Oh, and these “empty intersections”…if they’re so empty how do the cops appear to give the cyclists tickets? Do they have a cloaking device? Are they hiding in the bushes? Do they have a stealth helicopter hovering silently 20 feet up above the intersection and when they see a cyclist run a stop sign they suddenly slide down a rope and give the cyclist a ticket? Or are they at the intersection and the super, duper vision granted to all cyclists who can infallibly judge when an intersection is “empty” proves quite fallible because they don’t see the cop waiting to give them a ticket. Oops.

And, yes, in response to what Derek wonders later in his post there IS a dissertation out there on laws that are systematically ignored – it is actually a massive area of study and part of the Philosophy of Law, which field I cannot remember at the moment (sorry, it was a first year university course for me).

  1. danah
    April 9, 2011 at 12:04 pm

    I agree that cyclists when on the road should most definitely follow the rules of the road if only for their own safety. I still maintain that cycling in the city is not my thing. I will take my bike to a bike path before I ride on downtown streets.

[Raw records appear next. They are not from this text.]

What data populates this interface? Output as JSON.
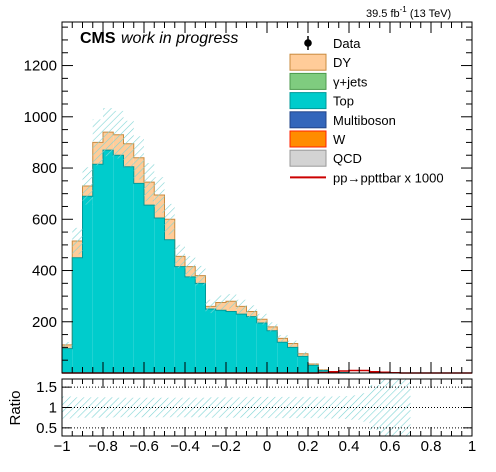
{
  "chart_data": {
    "type": "bar",
    "lumi_label": "39.5 fb",
    "lumi_exponent": "-1",
    "energy_label": "(13 TeV)",
    "experiment_label": "CMS",
    "status_label": "work in progress",
    "x": {
      "edges": [
        -1.0,
        -0.95,
        -0.9,
        -0.85,
        -0.8,
        -0.75,
        -0.7,
        -0.65,
        -0.6,
        -0.55,
        -0.5,
        -0.45,
        -0.4,
        -0.35,
        -0.3,
        -0.25,
        -0.2,
        -0.15,
        -0.1,
        -0.05,
        0.0,
        0.05,
        0.1,
        0.15,
        0.2,
        0.25,
        0.3,
        0.35,
        0.4,
        0.45,
        0.5,
        0.55,
        0.6,
        0.65,
        0.7,
        0.75,
        0.8,
        0.85,
        0.9,
        0.95,
        1.0
      ],
      "xlim": [
        -1,
        1
      ],
      "ticks": [
        -1,
        -0.8,
        -0.6,
        -0.4,
        -0.2,
        0,
        0.2,
        0.4,
        0.6,
        0.8,
        1
      ],
      "tick_labels": [
        "−1",
        "−0.8",
        "−0.6",
        "−0.4",
        "−0.2",
        "0",
        "0.2",
        "0.4",
        "0.6",
        "0.8",
        "1"
      ]
    },
    "main_panel": {
      "ylim": [
        0,
        1370
      ],
      "yticks": [
        200,
        400,
        600,
        800,
        1000,
        1200
      ],
      "ytick_labels": [
        "200",
        "400",
        "600",
        "800",
        "1000",
        "1200"
      ]
    },
    "ratio_panel": {
      "ylabel": "Ratio",
      "ylim": [
        0.3,
        1.7
      ],
      "yticks": [
        0.5,
        1,
        1.5
      ],
      "ytick_labels": [
        "0.5",
        "1",
        "1.5"
      ],
      "reference_lines": [
        0.5,
        1.0,
        1.5
      ],
      "band_half_width": [
        0.27,
        0.25,
        0.25,
        0.25,
        0.25,
        0.24,
        0.24,
        0.24,
        0.24,
        0.24,
        0.24,
        0.24,
        0.24,
        0.24,
        0.25,
        0.25,
        0.25,
        0.25,
        0.26,
        0.26,
        0.26,
        0.26,
        0.26,
        0.26,
        0.26,
        0.27,
        0.27,
        0.28,
        0.3,
        0.35,
        0.55,
        0.75,
        0.75,
        0.75,
        0.0,
        0.0,
        0.0,
        0.0,
        0.0,
        0.0
      ]
    },
    "legend": [
      {
        "label": "Data",
        "kind": "marker",
        "color": "#000000"
      },
      {
        "label": "DY",
        "kind": "box",
        "color": "#ffcc99",
        "edge": "#c98b3f"
      },
      {
        "label": "γ+jets",
        "kind": "box",
        "color": "#7fcc7f",
        "edge": "#4c9a4c"
      },
      {
        "label": "Top",
        "kind": "box",
        "color": "#00cccc",
        "edge": "#009999"
      },
      {
        "label": "Multiboson",
        "kind": "box",
        "color": "#3366bb",
        "edge": "#224488"
      },
      {
        "label": "W",
        "kind": "box",
        "color": "#ff8c00",
        "edge": "#ff2200"
      },
      {
        "label": "QCD",
        "kind": "box",
        "color": "#d3d3d3",
        "edge": "#999999"
      },
      {
        "label": "pp→ppttbar x 1000",
        "kind": "line",
        "color": "#cc0000"
      }
    ],
    "series": [
      {
        "name": "Top",
        "color": "#00cccc",
        "values": [
          95,
          450,
          690,
          815,
          870,
          850,
          805,
          740,
          655,
          605,
          520,
          415,
          375,
          350,
          250,
          245,
          240,
          230,
          220,
          195,
          165,
          120,
          100,
          65,
          30,
          10,
          5,
          2,
          0,
          0,
          0,
          0,
          0,
          0,
          0,
          0,
          0,
          0,
          0,
          0
        ]
      },
      {
        "name": "DY",
        "color": "#ffcc99",
        "values": [
          15,
          65,
          40,
          85,
          70,
          80,
          90,
          100,
          90,
          90,
          80,
          40,
          40,
          30,
          10,
          30,
          40,
          30,
          20,
          15,
          15,
          15,
          15,
          10,
          5,
          2,
          0,
          0,
          0,
          0,
          0,
          0,
          0,
          0,
          0,
          0,
          0,
          0,
          0,
          0
        ]
      },
      {
        "name": "signal",
        "color": "#cc0000",
        "kind": "line",
        "values": [
          0,
          0,
          0,
          0,
          0,
          0,
          0,
          0,
          0,
          0,
          0,
          0,
          0,
          0,
          0,
          0,
          0,
          0,
          0,
          0,
          0,
          0,
          0,
          0,
          0,
          2,
          5,
          8,
          10,
          10,
          5,
          3,
          1,
          0,
          0,
          0,
          0,
          0,
          0,
          0
        ]
      }
    ],
    "uncertainty_band": {
      "relative": 0.1,
      "pattern_color": "#7fd4d4"
    }
  }
}
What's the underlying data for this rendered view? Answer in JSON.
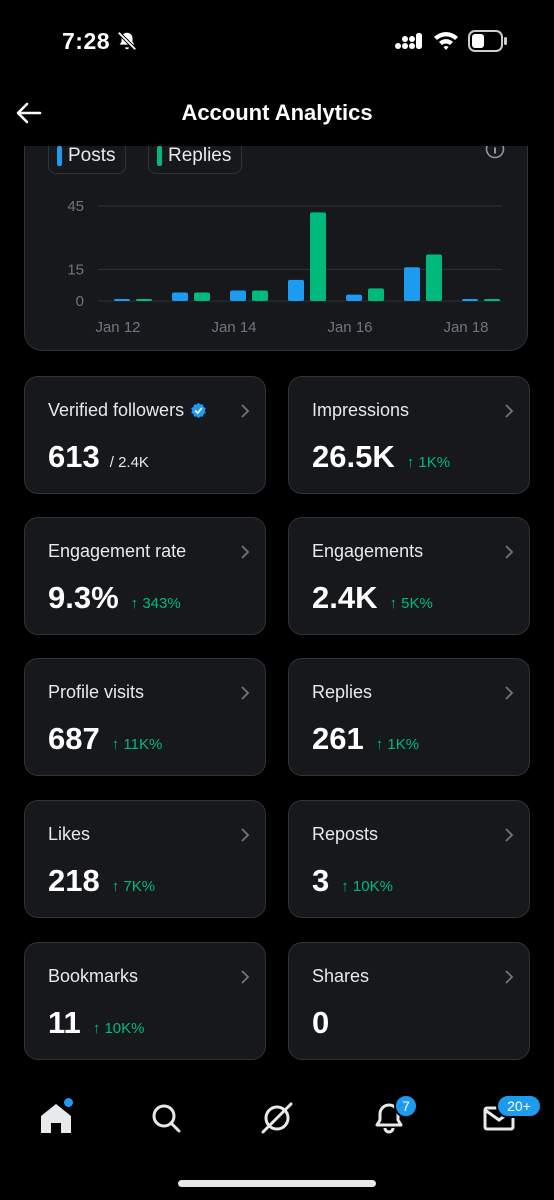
{
  "status_bar": {
    "time": "7:28"
  },
  "header": {
    "title": "Account Analytics"
  },
  "legend": {
    "posts": "Posts",
    "replies": "Replies"
  },
  "colors": {
    "posts": "#1d9bf0",
    "replies": "#00ba7c",
    "positive_change": "#00ba7c"
  },
  "chart_data": {
    "type": "bar",
    "categories": [
      "Jan 12",
      "Jan 13",
      "Jan 14",
      "Jan 15",
      "Jan 16",
      "Jan 17",
      "Jan 18"
    ],
    "x_tick_labels": [
      "Jan 12",
      "Jan 14",
      "Jan 16",
      "Jan 18"
    ],
    "y_ticks": [
      "0",
      "15",
      "45"
    ],
    "ylim": [
      0,
      45
    ],
    "grid": true,
    "series": [
      {
        "name": "Posts",
        "values": [
          0.5,
          4,
          5,
          10,
          3,
          16,
          0.5
        ]
      },
      {
        "name": "Replies",
        "values": [
          0,
          4,
          5,
          42,
          6,
          22,
          0.5
        ]
      }
    ]
  },
  "stats": [
    {
      "label": "Verified followers",
      "value": "613",
      "sub": "/ 2.4K",
      "change": ""
    },
    {
      "label": "Impressions",
      "value": "26.5K",
      "sub": "",
      "change": "↑ 1K%"
    },
    {
      "label": "Engagement rate",
      "value": "9.3%",
      "sub": "",
      "change": "↑ 343%"
    },
    {
      "label": "Engagements",
      "value": "2.4K",
      "sub": "",
      "change": "↑ 5K%"
    },
    {
      "label": "Profile visits",
      "value": "687",
      "sub": "",
      "change": "↑ 11K%"
    },
    {
      "label": "Replies",
      "value": "261",
      "sub": "",
      "change": "↑ 1K%"
    },
    {
      "label": "Likes",
      "value": "218",
      "sub": "",
      "change": "↑ 7K%"
    },
    {
      "label": "Reposts",
      "value": "3",
      "sub": "",
      "change": "↑ 10K%"
    },
    {
      "label": "Bookmarks",
      "value": "11",
      "sub": "",
      "change": "↑ 10K%"
    },
    {
      "label": "Shares",
      "value": "0",
      "sub": "",
      "change": ""
    }
  ],
  "nav": {
    "notifications_badge": "7",
    "messages_badge": "20+",
    "icons": [
      "home-icon",
      "search-icon",
      "grok-icon",
      "bell-icon",
      "mail-icon"
    ]
  }
}
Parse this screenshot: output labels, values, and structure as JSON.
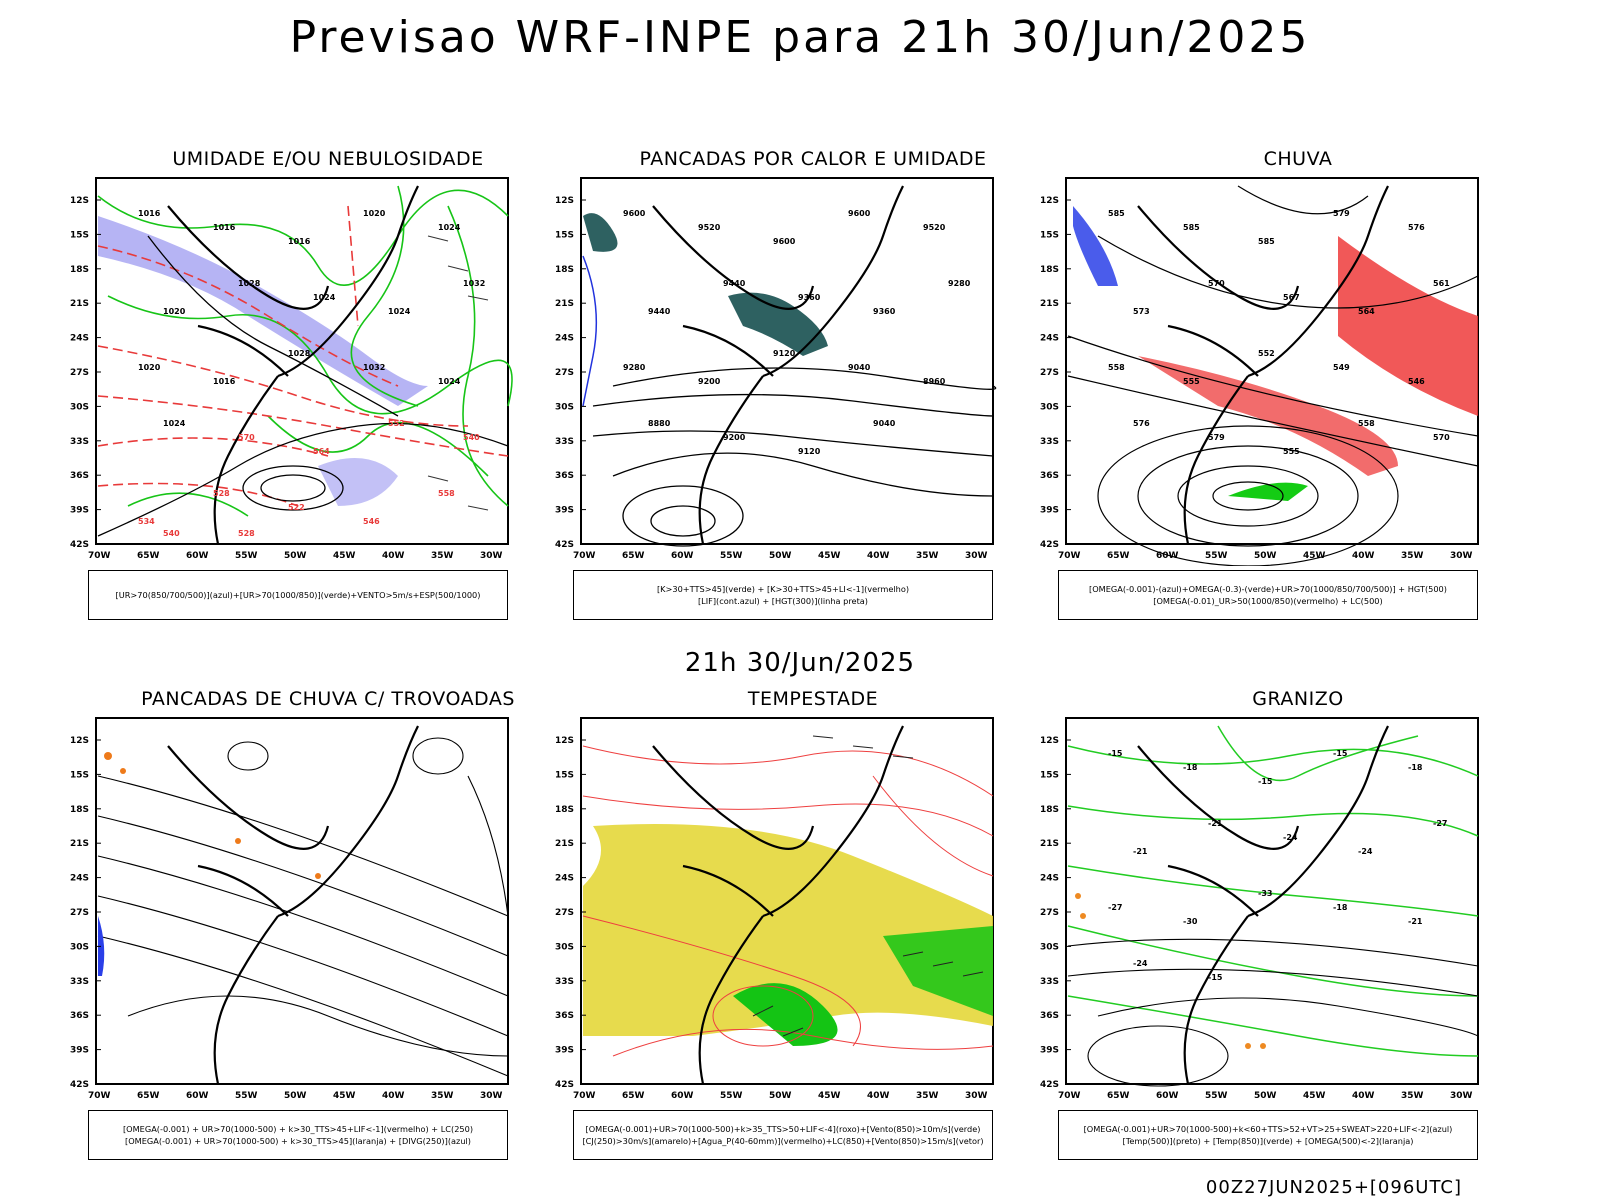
{
  "header": {
    "title": "Previsao WRF-INPE  para 21h 30/Jun/2025"
  },
  "subtitle": "21h 30/Jun/2025",
  "footer": "00Z27JUN2025+[096UTC]",
  "axes": {
    "lat": [
      "12S",
      "15S",
      "18S",
      "21S",
      "24S",
      "27S",
      "30S",
      "33S",
      "36S",
      "39S",
      "42S"
    ],
    "lon": [
      "70W",
      "65W",
      "60W",
      "55W",
      "50W",
      "45W",
      "40W",
      "35W",
      "30W"
    ]
  },
  "panels": [
    {
      "title": "UMIDADE E/OU NEBULOSIDADE",
      "legend": [
        "[UR>70(850/700/500)](azul)+[UR>70(1000/850)](verde)+VENTO>5m/s+ESP(500/1000)"
      ],
      "labels": [
        "1016",
        "1016",
        "1016",
        "1020",
        "1024",
        "1020",
        "1028",
        "1024",
        "1024",
        "1032",
        "1020",
        "1016",
        "1028",
        "1032",
        "1024",
        "1024",
        "570",
        "564",
        "552",
        "540",
        "534",
        "528",
        "522",
        "546",
        "558",
        "540",
        "528"
      ],
      "colors": {
        "blue": "#a9a7f2",
        "green": "#17c417",
        "red": "#e83a3a"
      }
    },
    {
      "title": "PANCADAS POR CALOR E UMIDADE",
      "legend": [
        "[K>30+TTS>45](verde) + [K>30+TTS>45+LI<-1](vermelho)",
        "[LIF](cont.azul) + [HGT(300)](linha preta)"
      ],
      "labels": [
        "9600",
        "9520",
        "9600",
        "9600",
        "9520",
        "9440",
        "9440",
        "9360",
        "9360",
        "9280",
        "9280",
        "9200",
        "9120",
        "9040",
        "8960",
        "8880",
        "9200",
        "9120",
        "9040"
      ],
      "colors": {
        "teal": "#2e6161",
        "blue": "#2233dd"
      }
    },
    {
      "title": "CHUVA",
      "legend": [
        "[OMEGA(-0.001)-(azul)+OMEGA(-0.3)-(verde)+UR>70(1000/850/700/500)] + HGT(500)",
        "[OMEGA(-0.01)_UR>50(1000/850)(vermelho) + LC(500)"
      ],
      "labels": [
        "585",
        "585",
        "585",
        "579",
        "576",
        "573",
        "570",
        "567",
        "564",
        "561",
        "558",
        "555",
        "552",
        "549",
        "546",
        "576",
        "579",
        "555",
        "558",
        "570"
      ],
      "colors": {
        "red": "#ee3b3b",
        "blue": "#2a3fe8",
        "green": "#14cc14"
      }
    },
    {
      "title": "PANCADAS DE CHUVA C/ TROVOADAS",
      "legend": [
        "[OMEGA(-0.001) + UR>70(1000-500) + k>30_TTS>45+LIF<-1](vermelho) + LC(250)",
        "[OMEGA(-0.001) + UR>70(1000-500) + k>30_TTS>45](laranja) + [DIVG(250)](azul)"
      ],
      "labels": [],
      "colors": {
        "orange": "#ee7a1a",
        "blue": "#2a3fe8"
      }
    },
    {
      "title": "TEMPESTADE",
      "legend": [
        "[OMEGA(-0.001)+UR>70(1000-500)+k>35_TTS>50+LIF<-4](roxo)+[Vento(850)>10m/s](verde)",
        "[CJ(250)>30m/s](amarelo)+[Agua_P(40-60mm)](vermelho)+LC(850)+[Vento(850)>15m/s](vetor)"
      ],
      "labels": [],
      "colors": {
        "yellow": "#e4d73a",
        "green": "#14c414",
        "red": "#ee4040"
      }
    },
    {
      "title": "GRANIZO",
      "legend": [
        "[OMEGA(-0.001)+UR>70(1000-500)+k<60+TTS>52+VT>25+SWEAT>220+LIF<-2](azul)",
        "[Temp(500)](preto) + [Temp(850)](verde) + [OMEGA(500)<-2](laranja)"
      ],
      "labels": [
        "-15",
        "-18",
        "-15",
        "-15",
        "-18",
        "-21",
        "-21",
        "-24",
        "-24",
        "-27",
        "-27",
        "-30",
        "-33",
        "-18",
        "-21",
        "-24",
        "-15"
      ],
      "colors": {
        "green": "#22cc22",
        "orange": "#ee8a22"
      }
    }
  ]
}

    • April 9, 2011 at 9:52 pm

      Agreed. End of the day we all have to follow the rules of the road or ignore them at our own peril and/or risk of legal repercussions. This applies to pedestrians, cyclists, and motorists. The argument as espoused in comments on The Gothamist website (which is where Derek Flak got the original story) that the NYPD should have better things to do than to target cyclists or to say they have been doing it for years and have never been penalized or gotten hurt are not valid arguments. They do not address the fact that what they are doing is still illegal. Should the NYPD be directing its resources to other crimes? Maybe, but that is out of the scope of the discussion. Should a cyclist disobeying the law have been ticketed years ago if they were doing something illegal? Sure if what they are doing violates the law. To say no to that question would also mean that if “Bob” is a drug dealer and has been dealing drugs for 10 years and never gotten caught or stopped by police (when he thinks they see him dealing) until one day a cop catches him and cuffs him. Should Bob be allowed to go on his merry way and deal drugs forever because “no one ever stopped him before in 10 years of drug dealing”? NO!